Exercise during pregnancy has benefits beyond just physical — it can decrease psychological stressors, anxiety, respiratory health, flexibility and more.
BENEFITS TO MOM
The American College of Obstetricians and Gynecologists (ACOG) says, "Regular exercise during pregnancy benefits you and your fetus in these key ways: Reduces back pain; Eases constipation; May decrease your risk of gestational diabetes, preeclampsia and cesarean delivery; Promotes healthy weight gain during pregnancy; Improves your overall general fitness and strengthens your heart and blood vessels; and helps you to lose the baby weight after your baby is born."
IDEAL FITNESS PROGRAMS
With exercise and pregnancy, what’s safe and what isn’t? It’s all about your overall health and what exercise routines you followed before getting pregnant. Being physically active throughout pregnancy has a multitude of health benefits, but deciding to train for a marathon or give hot yoga a try can cause more harm than good if you’ve never done that before.
The ACOG says that some of the safest exercisers for pregnant women include walking, swimming and water workouts, stationary bicycling, and modified yoga and modified pilates.
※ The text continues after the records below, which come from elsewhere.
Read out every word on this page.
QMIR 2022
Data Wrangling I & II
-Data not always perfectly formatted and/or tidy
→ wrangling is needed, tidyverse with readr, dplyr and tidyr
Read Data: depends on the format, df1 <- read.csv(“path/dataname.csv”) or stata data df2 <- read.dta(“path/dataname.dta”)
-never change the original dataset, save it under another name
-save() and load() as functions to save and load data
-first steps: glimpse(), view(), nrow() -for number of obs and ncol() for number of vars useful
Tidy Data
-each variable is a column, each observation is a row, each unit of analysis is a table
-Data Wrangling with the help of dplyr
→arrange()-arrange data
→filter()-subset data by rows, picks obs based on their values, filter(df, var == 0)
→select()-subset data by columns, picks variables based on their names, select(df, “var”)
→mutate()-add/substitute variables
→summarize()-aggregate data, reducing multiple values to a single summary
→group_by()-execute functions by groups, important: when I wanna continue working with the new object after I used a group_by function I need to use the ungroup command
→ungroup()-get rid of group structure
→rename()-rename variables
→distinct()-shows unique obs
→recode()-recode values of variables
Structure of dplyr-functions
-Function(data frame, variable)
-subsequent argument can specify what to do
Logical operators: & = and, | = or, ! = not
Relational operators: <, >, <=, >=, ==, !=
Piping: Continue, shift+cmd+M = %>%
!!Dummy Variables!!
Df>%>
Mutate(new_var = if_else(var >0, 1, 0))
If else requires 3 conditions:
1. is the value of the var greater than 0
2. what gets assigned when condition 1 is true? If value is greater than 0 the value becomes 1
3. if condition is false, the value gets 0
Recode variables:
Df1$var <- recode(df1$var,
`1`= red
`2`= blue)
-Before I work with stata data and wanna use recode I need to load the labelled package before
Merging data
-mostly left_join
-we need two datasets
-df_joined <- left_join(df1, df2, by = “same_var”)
But, it also makes sense to follow "the common-sense rule," which means if it doesn’t feel comfortable, is painful or puts you at risk for falling, stop immediately, change positions, rest and hydrate.
If you’re a woman who jogged, swam or followed a certain fitness routine before getting pregnant, it’s OK to keep going. As long as your doctor gives you a thumbs up and you’re having a low- risk pregnancy, you can continue exercising and modifying as needed.
If you haven’t engaged in any regular exercise prior to your pregnancy, stick to low-impact exercises including walking, aqua aerobics and any other low-intensity workouts. Going for 10 – 15 minutes at a time is a great way to start. Most importantly, follow your inner compass — if it hurts, don’t do it.
MODIFYING MOVEMENTS
As you move through your pregnancy, trimester to trimester, modifying your exercises is related to how you’re feeling. The further along you are in pregnancy, the more uncomfortable you will start to feel. Know when it’s time to make adjustments.
After the first trimester, it’s best to avoid exercises that involve lying on your back. Once you reach the third trimester, avoid any sudden or quick, jerky movements or overstretching. Change your exercises to make yourself more comfortable by using a pillow to prop up; switching from sitting or standing; or lying on your side. Most importantly, you know best, so monitor your fluid intake, fatigue and balance to avoid problems. If something is abnormal, stop and call your doctor.